Experiment study of pseudo-passive heat removal system for power battery thermal runaway propagation inhibition

Abstract

Approximately 41% of power battery thermal runaway propagation accidents happen at rest conditions; hence, developing passive technologies to stop such accidents is highly necessary. Existing passive power battery thermal runaway propagation inhibition approaches involve thermal insulation. However, the relatively large thermal resistance is incompatible with thermal management, which is a bottleneck that needs to be addressed properly. In this paper, a pseudo-passive heat removal system is proposed, to be combined with less thermal resistance to cut off thermal runaway propagation. The pseudo-passive heat removal system is based on a pump-driven cooling and thermoelectric conversion process, that is, the latter converts battery heat generation into electric energy to power the former.

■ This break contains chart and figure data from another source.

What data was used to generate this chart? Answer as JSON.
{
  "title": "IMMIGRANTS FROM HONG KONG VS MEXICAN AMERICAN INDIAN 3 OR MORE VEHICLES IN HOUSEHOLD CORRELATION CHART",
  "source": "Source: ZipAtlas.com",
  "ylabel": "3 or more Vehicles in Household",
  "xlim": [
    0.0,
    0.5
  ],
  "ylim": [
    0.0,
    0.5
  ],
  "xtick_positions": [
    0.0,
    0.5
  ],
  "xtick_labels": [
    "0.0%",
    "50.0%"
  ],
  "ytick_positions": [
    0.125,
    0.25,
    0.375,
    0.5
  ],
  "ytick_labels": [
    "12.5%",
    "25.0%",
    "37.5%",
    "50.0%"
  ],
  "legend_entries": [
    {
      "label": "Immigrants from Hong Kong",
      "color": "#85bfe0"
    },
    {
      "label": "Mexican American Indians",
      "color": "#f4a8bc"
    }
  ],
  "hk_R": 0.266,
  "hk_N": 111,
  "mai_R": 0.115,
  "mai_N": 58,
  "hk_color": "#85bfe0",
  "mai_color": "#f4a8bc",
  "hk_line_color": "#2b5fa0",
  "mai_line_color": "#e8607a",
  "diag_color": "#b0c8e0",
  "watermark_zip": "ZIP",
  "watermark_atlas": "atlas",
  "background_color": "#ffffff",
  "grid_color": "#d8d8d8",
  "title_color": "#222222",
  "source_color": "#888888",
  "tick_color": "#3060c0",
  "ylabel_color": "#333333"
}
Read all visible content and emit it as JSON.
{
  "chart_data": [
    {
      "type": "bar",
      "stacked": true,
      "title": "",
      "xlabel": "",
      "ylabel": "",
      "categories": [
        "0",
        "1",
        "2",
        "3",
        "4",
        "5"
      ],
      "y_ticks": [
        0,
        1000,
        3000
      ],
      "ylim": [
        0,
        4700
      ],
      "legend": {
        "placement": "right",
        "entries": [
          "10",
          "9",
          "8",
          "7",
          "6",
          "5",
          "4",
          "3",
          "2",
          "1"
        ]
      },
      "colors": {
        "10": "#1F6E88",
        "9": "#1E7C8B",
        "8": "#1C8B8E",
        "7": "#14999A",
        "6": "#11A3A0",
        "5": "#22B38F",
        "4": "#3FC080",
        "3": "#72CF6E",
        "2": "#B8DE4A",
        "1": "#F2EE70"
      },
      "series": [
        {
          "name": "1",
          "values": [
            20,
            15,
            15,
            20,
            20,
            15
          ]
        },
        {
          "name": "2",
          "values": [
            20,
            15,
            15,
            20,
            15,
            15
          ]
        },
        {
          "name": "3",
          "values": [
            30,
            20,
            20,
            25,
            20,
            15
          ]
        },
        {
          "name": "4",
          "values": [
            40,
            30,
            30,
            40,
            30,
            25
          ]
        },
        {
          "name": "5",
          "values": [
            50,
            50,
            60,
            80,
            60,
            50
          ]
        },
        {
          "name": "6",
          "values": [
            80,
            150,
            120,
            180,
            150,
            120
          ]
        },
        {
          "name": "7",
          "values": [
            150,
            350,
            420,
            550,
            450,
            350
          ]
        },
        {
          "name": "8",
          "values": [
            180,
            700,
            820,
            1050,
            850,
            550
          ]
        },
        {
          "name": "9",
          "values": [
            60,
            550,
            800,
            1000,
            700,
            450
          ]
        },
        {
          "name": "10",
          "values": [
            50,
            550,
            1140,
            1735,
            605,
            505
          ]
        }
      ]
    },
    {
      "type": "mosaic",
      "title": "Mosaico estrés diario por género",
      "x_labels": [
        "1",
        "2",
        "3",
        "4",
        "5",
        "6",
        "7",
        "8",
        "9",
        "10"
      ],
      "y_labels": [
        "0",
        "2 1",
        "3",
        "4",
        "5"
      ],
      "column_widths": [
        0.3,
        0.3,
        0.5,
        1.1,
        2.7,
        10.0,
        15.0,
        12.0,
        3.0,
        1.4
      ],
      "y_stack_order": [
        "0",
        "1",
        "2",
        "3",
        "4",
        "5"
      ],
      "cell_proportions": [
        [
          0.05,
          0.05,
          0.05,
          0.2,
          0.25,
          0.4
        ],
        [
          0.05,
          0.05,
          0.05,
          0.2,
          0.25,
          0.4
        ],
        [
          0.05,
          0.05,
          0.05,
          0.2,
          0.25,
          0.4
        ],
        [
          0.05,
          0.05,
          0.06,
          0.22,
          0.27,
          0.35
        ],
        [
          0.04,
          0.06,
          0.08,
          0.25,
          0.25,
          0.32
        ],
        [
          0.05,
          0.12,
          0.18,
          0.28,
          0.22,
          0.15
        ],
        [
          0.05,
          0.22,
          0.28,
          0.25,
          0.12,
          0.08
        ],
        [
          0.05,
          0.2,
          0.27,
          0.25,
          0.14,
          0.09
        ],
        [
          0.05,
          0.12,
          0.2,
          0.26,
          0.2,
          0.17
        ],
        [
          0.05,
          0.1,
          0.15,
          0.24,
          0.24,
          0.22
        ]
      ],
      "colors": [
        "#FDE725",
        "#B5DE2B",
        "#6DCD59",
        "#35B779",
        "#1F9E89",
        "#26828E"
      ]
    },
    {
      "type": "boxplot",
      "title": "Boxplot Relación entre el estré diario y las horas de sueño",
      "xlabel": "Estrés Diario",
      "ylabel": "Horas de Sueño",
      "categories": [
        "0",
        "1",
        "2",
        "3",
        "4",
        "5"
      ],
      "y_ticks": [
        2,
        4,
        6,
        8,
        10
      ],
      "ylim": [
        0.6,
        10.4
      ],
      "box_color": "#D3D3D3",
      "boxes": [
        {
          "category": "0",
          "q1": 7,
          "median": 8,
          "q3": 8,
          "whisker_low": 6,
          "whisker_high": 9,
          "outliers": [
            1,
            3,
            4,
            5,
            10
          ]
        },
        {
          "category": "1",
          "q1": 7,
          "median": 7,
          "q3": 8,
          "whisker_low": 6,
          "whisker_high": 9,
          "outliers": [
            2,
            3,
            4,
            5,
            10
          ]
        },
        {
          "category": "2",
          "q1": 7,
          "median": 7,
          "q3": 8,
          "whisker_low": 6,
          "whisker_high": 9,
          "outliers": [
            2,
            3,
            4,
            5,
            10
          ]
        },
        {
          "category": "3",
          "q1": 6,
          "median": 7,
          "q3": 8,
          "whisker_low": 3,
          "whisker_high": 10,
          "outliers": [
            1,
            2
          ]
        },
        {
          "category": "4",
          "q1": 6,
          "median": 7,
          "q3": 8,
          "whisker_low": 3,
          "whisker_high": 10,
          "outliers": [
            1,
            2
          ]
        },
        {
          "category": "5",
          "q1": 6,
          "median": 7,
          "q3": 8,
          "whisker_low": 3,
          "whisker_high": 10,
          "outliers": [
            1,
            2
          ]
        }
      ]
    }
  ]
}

A prototype was developed, and its operational characteristics were studied. First, steady performance of pump-driven cooling processes with large temperature differences were analyzed. Second, the transient processes of the prototype for different internal electric-energy allocations were compared. It was found that the system heat removal rate in the working mode in which more energy was assigned to the pump-driven cooling process was 35% better than the rate when more energy was assigned to the thermoelectric conversion process. The novelty of this study lies in proposing a pseudo-passive power battery heat removal system and highlighting the effects of key parameters. This study provides new insights into heat removal from power batteries and will be helpful in enhancing electric vehicle safety.